We comprehensively investigated functional anatomic indicators such as structural and vascular retinal changes in eyes affected by RVO before and after anti-VEGF plus DEX I combination intravitreal injections therapy.

During the development of RVO-ME, VEGF plays a key role in vascular permeability, resulting in the appearance of ME [11–13]. Therefore, anti-VEGF drugs have become the first-line treatment for ME, and have been found to be effective in improving vision [14]. However, in some cases, the inflammatory factors might also play crucial roles in the pathogenesis of RVO occurrence [15]. Anti-inflammatory drugs may be another treatment for RVO-ME, and DEX I was approved for treatment of ME associated with RVO. The platelet-to-lymphocyte ratio (PLR), which is an inexpensive marker calculated from routine complete blood count test, is a new biomarker that shows the existence of thrombosis and inflammation. PLR are elevated in RVO, suggesting that PLR may be a useful marker for RVO [16]. We performed this retrospective study to evaluate the effects of combination therapy using anti-VEGF drugs and steroids for ME in eyes with RVO.

In this real-world retrospective study, we found that anti-VEGF plus DEX I treatment improved BCVA, CRT, and retinal vessel density in patients with BRVO-ME and CRVO-ME, after an average of 3 injections. Previous studies have shown that intravitreal injection of anti-VEGF drugs (5.5 injections in 1 year) or DEX I can relieve RVO-ME [17,18]. Additionally, our findings indicated that after combination therapy RVO-ME patients had functional effects, and the curative effect peaked at 2 months after injection.

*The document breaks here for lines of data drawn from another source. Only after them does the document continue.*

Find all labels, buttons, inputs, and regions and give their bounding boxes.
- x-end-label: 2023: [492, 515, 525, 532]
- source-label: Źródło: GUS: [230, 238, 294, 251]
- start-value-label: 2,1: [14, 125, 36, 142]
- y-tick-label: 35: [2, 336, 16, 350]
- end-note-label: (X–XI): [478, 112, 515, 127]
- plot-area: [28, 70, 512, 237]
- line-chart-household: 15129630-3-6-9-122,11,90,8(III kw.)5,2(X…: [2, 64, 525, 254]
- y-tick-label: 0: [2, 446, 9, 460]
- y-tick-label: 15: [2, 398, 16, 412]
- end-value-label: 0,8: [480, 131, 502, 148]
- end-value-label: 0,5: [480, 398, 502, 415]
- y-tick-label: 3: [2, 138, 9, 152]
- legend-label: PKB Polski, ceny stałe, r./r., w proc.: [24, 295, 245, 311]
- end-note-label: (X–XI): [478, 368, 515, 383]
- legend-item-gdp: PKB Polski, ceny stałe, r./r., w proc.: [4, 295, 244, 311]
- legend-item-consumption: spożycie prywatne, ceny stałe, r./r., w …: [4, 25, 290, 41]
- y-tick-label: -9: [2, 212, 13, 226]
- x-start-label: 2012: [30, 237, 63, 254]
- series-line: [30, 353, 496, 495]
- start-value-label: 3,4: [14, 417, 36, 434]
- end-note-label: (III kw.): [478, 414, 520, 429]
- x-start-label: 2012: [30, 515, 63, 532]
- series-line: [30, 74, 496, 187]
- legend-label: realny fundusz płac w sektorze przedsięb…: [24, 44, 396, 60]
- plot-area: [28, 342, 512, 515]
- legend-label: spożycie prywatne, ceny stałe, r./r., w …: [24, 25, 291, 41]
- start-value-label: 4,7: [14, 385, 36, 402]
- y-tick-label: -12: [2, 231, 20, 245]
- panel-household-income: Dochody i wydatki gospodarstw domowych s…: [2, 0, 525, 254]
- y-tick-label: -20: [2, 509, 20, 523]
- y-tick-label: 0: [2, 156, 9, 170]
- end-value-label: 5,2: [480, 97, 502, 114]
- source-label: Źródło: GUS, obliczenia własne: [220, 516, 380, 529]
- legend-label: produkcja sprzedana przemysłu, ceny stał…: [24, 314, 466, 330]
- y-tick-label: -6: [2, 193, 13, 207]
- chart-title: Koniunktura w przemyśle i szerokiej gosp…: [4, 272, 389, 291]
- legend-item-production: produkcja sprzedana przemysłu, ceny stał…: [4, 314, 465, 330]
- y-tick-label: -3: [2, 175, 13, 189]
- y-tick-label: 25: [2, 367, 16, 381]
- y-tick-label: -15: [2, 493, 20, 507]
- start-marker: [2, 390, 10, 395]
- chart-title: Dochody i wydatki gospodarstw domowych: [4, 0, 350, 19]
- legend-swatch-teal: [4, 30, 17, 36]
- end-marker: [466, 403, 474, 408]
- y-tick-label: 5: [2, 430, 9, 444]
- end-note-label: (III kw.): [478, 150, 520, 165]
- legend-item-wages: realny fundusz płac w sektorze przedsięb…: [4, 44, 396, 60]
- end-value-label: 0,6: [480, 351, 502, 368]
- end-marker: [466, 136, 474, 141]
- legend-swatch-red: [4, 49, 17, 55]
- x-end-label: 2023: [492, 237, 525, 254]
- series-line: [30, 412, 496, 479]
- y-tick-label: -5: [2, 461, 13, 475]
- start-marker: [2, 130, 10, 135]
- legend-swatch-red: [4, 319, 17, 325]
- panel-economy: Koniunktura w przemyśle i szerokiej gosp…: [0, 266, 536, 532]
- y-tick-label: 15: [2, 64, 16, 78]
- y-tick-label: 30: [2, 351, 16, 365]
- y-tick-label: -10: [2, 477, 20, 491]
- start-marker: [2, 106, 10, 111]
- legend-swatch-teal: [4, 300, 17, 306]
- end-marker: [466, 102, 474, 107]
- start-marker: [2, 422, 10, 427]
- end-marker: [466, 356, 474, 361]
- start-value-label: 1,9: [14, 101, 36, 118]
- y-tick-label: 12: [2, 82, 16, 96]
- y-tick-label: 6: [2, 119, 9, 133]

Anatomically, the curative effect can occur at 1 month and last up to 12 months after treatment. Small increases in IOP that occur after combination therapy should be noted but can usually be managed with topical medication. Similarly, IOP increases were also found in another real-world study with DEX I treatments [17]. No glaucoma incisional surgeries were required during combination therapy treatment.

Patients with BRVO-ME had larger gains in BCVA and reduction in CRT over 12 months of follow-up, confirming the benefit of combination therapy. Recently, a prospective, observational, post-marketing surveillance study revealed that RVO-ME eyes administered a first DEX I acquired stable/improved BCVA tended to decrease after 2 months through 6 months of follow-up, but the decline was greater in the CRVO subgroup [17].

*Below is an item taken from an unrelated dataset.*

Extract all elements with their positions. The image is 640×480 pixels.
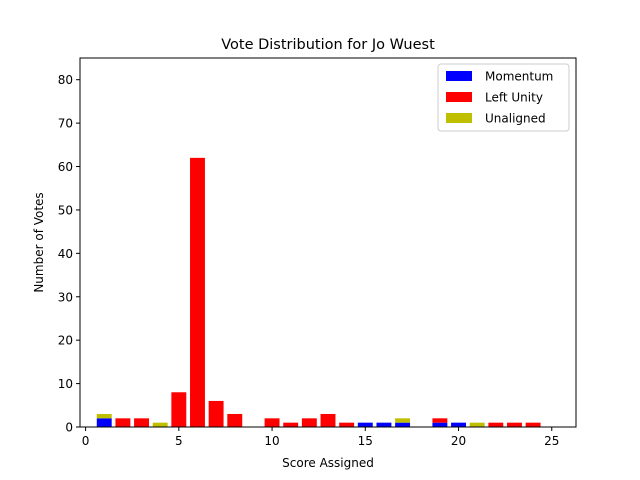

Notably, we also found that our combined therapy could improve the retinal VD including SCP, and DCP. To date, few reports have been published on the effects of this combination therapy on vessel density in eyes with RVO. Previously, both anti-VEGF and steroid monotherapy had statistically significant effects on the improvement of visual acuity and increased VD of the SCP as well as the DCP [19].

There were some limitations in our study. First, our study was a retrospective observational and auditing report on relatively small numbers without a comparator. Second, although we had acquired high-quality OCTA images, it was difficult to divide VD of parafoveal into different quadrants. Finally, our study provided “real-world” results and the evaluations were at the discretion of the treating physician and according to normal practice; thus, there was no standardization of assessments.

Conclusions

Taken together, the findings of the current study illustrate the multicenter real-world effects of combined therapy of anti-VEGF drugs and DEX I in eyes with RVO-ME, which is associated with good long-term BCVA, anatomical outcomes, and VD changes, and favorable safety profile with fewer intravitreal re-treatments.